Sources : CE, ord., 17 avril 2020, n°440057. Voir aussi : TA de Montpellier, ord., 26 mars 2020, n° 2001502 ; TA de la Guadeloupe, ord. 27 mars 2020, n°2000294 ; TA Caen ord., 31 mars 2020, n°2000711 ; TA de Montpellier, ord., 31 mars 2020, n° 2001567 ; TA Versailles, ord. 3 avril 3020, n° 2002287 (refus de dérogation de réouverture d’un marché) ; TA de Montpellier, ord., 3 avril 2020, n° 2001599 ; TA Montreuil, ord. 3 avril 2020, n°2003861 (couvre-feu) ; TA de Montpellier, ord., 7 avril 2020, n° 2001647 ; TA de Montpellier, ord., 7 avril 2020, n° 2001660 ; TA Cergy-Pontoise, ord., 9 avril 2020, LDH, n°2003905 ; TA de La Guadeloupe, ord., 20 avril 2020, n°2000340 ; TA Nancy, ord. 21 avril 2020, n°2001055 ; TA Nice, ord., 22 avril 2020, n°200178 ; TA Toulon, 23 avril 2020, LDH, n° 2001178 ; TA Nantes, ord., 24 avril 2020, n°2004365 ; TA Cergy-Pontoise, ord., 24 avril 2020, n°2004143 ; CE, ord. 24 avril 2020, n° 440177 ; TA Cergy-Pontoise, ord., 27 avril 2020, n°2004144 ; TA Nantes, ord., 28 avril 2020, n°2004501 (couvre-feu) ; TA Bordeaux, ord., 28 avril 2020, n°2001867 (circulation ; recevabilité des référés liberté) ; CE, ord., 30 avril 2020, n°440179 (vélo) ; CE, ord., 30 avril 2020, n° 440267 (déplacement) ; TA Grenoble, ord., 28 avril 2020, 20022394 (refus d’arrivée de nouveaux vacanciers) ; TA de Cergy-Pontoise, ord., 5 mai 2020, n° 2004187 ; etc.
Voir :
- Covid-19 : le pouvoir de police des maires est-il en quarantaine ? [VIDEO]

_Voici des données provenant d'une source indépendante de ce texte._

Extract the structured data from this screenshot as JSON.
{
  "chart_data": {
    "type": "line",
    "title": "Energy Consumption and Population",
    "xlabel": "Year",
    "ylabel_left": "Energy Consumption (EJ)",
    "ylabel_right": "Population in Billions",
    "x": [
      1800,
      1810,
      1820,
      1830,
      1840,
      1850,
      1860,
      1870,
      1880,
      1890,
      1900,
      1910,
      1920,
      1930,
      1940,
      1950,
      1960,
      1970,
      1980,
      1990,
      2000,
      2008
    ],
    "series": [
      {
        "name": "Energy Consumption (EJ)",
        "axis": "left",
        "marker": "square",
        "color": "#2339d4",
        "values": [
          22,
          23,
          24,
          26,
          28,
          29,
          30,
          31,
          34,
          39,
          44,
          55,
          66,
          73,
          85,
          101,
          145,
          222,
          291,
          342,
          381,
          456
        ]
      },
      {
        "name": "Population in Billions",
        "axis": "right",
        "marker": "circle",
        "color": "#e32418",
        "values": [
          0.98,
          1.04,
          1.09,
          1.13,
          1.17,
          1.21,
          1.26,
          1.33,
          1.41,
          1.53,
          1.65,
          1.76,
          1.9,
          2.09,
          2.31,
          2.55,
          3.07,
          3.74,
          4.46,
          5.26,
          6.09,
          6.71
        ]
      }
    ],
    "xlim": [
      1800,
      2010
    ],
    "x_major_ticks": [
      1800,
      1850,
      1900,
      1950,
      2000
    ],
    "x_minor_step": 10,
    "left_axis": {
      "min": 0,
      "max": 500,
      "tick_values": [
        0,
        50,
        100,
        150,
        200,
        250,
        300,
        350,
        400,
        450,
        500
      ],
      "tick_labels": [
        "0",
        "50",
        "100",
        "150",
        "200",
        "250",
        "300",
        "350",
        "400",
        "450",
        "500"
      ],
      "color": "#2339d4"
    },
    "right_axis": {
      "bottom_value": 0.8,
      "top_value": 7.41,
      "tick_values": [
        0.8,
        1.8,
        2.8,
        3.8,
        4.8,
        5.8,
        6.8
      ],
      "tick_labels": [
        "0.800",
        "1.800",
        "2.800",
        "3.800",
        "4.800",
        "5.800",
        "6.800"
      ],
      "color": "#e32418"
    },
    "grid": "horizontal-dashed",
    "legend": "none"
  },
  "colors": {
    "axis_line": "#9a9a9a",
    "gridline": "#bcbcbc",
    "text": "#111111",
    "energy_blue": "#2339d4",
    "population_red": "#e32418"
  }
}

- Covid-19 : 40 jours de jurisprudence mettent les pouvoirs de police des maires…. en quasi-quarantaine
- Covid-19 : le point sur les arrêtés couvre-feux [mise à jour au 28/4/2020]
- Arrêtés préfectoraux ou municipaux de police, covid et interdiction de circulation : point juridique au 30/4
- etc.
Mais le principe fut quand même la censure des arrêtés municipaux imposant le port du masque en telle ou telle circonstance (CE, ord., 17 avril 2020, n°440057 ; TA Cergy-Pontoise, ord., 9 avril 2020, LDH, n°2003905) à de rares exceptions près (TA Cergy-Pontoise, ord., 28 mai 2020, n° 2004706 ; voir : Valses-hésitations contentieuses : un étrange bal masqué ).
OUI MAIS … mais le droit a changé. Un peu. Avec une ampleur qui pourrait être débattue pour ce qui est de ses conséquences sur les pouvoirs de police des maires.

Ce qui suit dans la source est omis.